I missed this soundbite when it came out a year ago, but Jonathan Stein of Mother Jones picked it up.
McCain uses precisely the telco/cable company talking point:
“When you control the pipe you should be able to get profit from your investment.”
But of course, that’s precisely the question, isn’t it? Should the ISP’s (the local phone companies and the cable companies, all built as regulated monopolies and fighting hard to hang on to their monopoly positions) “control the pipe,” or just provide connectivity to consumers and step back?
There are two competing models here.
* The cable company gets to decide what TV programs you can and can’t watch, just like a broadcast TV station does. That’s the Net as the ISPs want to see it.
* Your phone company sells you a dial tone, and has no control over who calls you, whom you call, or what anybody says. Thats the Net as the NetNeut people want to see it.

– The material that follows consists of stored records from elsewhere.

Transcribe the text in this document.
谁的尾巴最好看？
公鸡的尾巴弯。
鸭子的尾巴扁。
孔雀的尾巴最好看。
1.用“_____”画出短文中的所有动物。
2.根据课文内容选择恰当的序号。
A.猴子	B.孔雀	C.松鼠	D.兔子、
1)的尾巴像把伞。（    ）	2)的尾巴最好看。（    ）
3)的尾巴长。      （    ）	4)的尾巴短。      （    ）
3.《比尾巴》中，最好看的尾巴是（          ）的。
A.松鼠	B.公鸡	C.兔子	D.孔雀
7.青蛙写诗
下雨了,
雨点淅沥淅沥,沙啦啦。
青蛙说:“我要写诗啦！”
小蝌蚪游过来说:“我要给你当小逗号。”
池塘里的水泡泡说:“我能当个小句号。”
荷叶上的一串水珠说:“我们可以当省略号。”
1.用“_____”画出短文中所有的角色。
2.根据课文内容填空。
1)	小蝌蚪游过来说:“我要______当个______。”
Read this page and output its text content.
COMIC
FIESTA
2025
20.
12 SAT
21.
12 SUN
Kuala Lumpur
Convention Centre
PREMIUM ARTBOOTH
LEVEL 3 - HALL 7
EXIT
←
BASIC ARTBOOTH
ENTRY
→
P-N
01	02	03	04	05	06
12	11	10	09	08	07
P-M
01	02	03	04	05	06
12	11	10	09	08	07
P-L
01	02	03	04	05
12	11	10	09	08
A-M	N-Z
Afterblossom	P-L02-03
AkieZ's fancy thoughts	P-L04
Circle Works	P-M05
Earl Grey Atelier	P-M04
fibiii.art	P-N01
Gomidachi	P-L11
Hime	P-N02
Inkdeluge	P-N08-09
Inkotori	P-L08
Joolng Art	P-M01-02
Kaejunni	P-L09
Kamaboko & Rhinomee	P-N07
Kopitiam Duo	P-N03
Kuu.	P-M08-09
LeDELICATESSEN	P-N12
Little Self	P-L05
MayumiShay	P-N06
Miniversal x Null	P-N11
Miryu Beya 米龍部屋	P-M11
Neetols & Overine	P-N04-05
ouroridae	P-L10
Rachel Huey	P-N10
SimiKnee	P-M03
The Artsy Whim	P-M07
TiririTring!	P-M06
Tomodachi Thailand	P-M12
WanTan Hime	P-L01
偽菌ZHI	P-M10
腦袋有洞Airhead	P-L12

The difference is sharp: the political affiliation of my phone provider is of no concern to me. But the political affiliation of my local cable provider dictates what programming I have access to. If ISP’s want to charge by the byte rather than all-you-can-eat, I have no objection. But hands off content!
I’m still chilled by the fact that Clear Channel Communications had the capacity to drive the Dixie Chicks out of the country-music business by banning their music from the airwaves as punishment for not saluting the Beloved Leader. I don’t want to give SBC the same sort of power over the Internet.